College Terrace is now working to prevent traffic and parking problems it anticipates will result from an expansion of the research park and construction of the 250-unit Mayfield Housing Development starting next year.
The association's leaders are sifting through a morass of paperwork, meeting with Stanford and city officials and hosting presentations for residents. As a result, more than 100 residents attended a March 14 meeting with Stanford officials to discuss the Mayfield development, some attendees well-armed with information, Barker said.
While the association does the grunt work, he emphasized it does not usually take a stand.
"You're not imposing your will. The association provides an outlet for people to come with concerns and grievances. It's an early-warning system; it's like a magnet. I think what's important is to encourage freelance activists," he said.
Barker has been president for four years. He recently reflected on how taxing the role can be.
"You get trapped. You get invested. I think about stepping away, but I've got this Mayfield thing," he said.
The results of such hard work are often worthwhile, Schrom said. The Evergreen Park street barriers eliminated 10,000 car trips through the neighborhood, he estimated. With increased traffic, that figure could be much more today.
Evergreen Park residents also planted dozens of trees. The projects have had a lasting effect on neighborhood cohesiveness, he said.
"Getting the trees planted, getting the streets closed, we came together for the common good. These were achievements you could see. It planted the seed of sociability. For a new resident today, if you met one of us, you were instantly introduced to a dozen of us," Schrom said.
Furman said because of association activism, neighborhoods have gained credibility with city leaders.
"At least they're not hostile anymore," she said.
Glanckopf, who was an association founder in 1994, said it helps when City Council members reach out. She credits former mayors Sid Espinosa and Yiaway Yeh in particular for a recent attitude shift.
Yeh instituted a Mayor's Challenge of recreational events last year and co-authored a just-funded neighborhood-grants program. Grants of up to $1,000 each will be made to support neighborhood projects that build a sense of community, the city announced on April 12.
Furman, who is chairwoman of an umbrella group known as Palo Alto Neighborhoods (PAN), said there is also strength in numbers, which has been satisfying. Neighborhood groups formed PAN, which she called "an action-oriented support group," in 1998. Leaders representing 38 neighborhoods share with one another how they've approached similar neighborhood concerns.
Through Glanckopf, PAN developed a robust emergency-preparation program that pushed the Block Preparedness Coordinator program. The program is now embraced by the police department and has integrated emergency response with the city's Office of Emergency Services.
PAN also lobbied for government transparency by having the city release public documents the Thursday before council meetings. Residents now have time to be informed and comment on important matters.
PAN has given residents more clout by raising the visibility of neighborhoods overall, Furman said.
"In 15 years we've gained credibility. When we do come forward on an issue like Arrillaga (the proposed development at 27 University Ave.), they pay attention."
Furman wishes more people would be committed to the association. Over time, she and others won't be able to keep up the pace, she said.
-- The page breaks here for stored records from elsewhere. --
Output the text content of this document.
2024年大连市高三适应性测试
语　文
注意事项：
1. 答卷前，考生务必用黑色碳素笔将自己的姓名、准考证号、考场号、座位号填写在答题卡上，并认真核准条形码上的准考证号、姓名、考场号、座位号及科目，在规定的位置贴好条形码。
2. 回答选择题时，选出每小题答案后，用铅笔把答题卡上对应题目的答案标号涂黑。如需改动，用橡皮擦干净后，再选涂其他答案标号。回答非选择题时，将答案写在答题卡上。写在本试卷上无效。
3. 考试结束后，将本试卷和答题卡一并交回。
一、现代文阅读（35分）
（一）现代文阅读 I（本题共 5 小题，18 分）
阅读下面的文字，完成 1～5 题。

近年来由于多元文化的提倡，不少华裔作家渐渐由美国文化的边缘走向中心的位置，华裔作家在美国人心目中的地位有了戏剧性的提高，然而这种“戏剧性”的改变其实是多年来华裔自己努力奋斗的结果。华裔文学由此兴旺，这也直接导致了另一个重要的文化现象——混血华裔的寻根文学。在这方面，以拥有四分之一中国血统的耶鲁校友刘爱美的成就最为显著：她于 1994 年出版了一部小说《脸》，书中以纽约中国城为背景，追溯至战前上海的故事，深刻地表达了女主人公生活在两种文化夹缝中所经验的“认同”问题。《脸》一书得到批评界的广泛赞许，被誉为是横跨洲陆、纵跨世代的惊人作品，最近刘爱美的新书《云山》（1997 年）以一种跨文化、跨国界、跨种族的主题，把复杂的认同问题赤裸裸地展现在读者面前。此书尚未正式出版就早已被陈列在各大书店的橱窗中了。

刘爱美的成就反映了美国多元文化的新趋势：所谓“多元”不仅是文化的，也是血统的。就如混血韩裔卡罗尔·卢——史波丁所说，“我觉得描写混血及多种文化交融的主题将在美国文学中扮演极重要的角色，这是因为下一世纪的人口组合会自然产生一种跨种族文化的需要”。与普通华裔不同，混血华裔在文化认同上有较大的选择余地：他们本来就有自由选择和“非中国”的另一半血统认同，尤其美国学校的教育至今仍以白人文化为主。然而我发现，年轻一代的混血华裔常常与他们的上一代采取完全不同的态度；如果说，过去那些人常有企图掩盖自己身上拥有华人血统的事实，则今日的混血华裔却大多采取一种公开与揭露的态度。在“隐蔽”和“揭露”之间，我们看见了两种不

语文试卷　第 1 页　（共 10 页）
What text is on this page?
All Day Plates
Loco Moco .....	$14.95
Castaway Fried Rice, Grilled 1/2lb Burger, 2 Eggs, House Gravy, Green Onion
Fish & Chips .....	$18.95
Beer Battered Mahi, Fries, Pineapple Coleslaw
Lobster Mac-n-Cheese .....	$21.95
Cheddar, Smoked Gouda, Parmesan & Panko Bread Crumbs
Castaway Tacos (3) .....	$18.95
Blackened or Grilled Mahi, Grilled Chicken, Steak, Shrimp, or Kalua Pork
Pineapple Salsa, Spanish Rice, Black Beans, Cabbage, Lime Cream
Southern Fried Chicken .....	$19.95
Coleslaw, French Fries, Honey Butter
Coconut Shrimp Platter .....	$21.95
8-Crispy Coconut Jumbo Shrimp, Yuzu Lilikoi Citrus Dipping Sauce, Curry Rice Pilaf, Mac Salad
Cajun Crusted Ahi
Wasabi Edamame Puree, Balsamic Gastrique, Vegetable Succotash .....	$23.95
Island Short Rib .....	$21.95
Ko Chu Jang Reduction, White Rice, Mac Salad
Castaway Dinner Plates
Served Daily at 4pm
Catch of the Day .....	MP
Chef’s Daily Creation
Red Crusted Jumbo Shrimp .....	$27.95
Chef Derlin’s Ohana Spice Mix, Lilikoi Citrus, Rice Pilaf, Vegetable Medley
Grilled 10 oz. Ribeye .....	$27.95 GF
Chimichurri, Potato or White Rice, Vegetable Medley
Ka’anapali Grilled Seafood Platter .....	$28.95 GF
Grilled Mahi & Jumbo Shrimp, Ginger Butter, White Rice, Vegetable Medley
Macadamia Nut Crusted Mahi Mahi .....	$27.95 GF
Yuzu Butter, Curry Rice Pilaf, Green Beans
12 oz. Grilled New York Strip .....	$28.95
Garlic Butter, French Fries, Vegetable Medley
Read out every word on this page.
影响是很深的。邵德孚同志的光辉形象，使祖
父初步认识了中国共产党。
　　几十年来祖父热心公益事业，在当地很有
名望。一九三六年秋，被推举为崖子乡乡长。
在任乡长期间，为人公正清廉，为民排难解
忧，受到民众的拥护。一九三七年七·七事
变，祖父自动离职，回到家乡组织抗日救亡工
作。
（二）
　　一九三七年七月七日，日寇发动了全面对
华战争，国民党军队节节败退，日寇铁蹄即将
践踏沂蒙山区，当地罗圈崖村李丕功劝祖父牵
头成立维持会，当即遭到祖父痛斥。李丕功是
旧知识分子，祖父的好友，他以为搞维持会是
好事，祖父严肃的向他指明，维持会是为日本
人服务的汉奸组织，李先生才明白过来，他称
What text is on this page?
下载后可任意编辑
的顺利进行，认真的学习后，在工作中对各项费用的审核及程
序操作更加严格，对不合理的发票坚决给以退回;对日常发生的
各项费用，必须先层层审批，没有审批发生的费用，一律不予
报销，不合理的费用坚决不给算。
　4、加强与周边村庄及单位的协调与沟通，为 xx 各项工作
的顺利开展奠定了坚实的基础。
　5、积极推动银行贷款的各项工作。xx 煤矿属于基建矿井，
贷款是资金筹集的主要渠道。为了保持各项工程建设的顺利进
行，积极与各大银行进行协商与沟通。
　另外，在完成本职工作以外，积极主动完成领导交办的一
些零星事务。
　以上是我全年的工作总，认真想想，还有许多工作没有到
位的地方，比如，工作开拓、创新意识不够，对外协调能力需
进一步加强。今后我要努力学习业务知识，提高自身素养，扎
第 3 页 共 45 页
But she remains a leader as a labor of love.
"You do it because somebody has to represent the neighbors' interests. You always have to be there — even if they're not."
When she looks out over Matadero Creek, where the city once wanted to build a gigantic cement retaining wall, Furman said she feels gratified.
"I can't change things on the state or federal level. But I certainly can do one or two little things at the local level to improve the quality of life in this town. Every time I look out and see a wall that is 5 feet instead of 7 feet and a raised sidewalk that still lets children look into the creek, I feel I influenced that."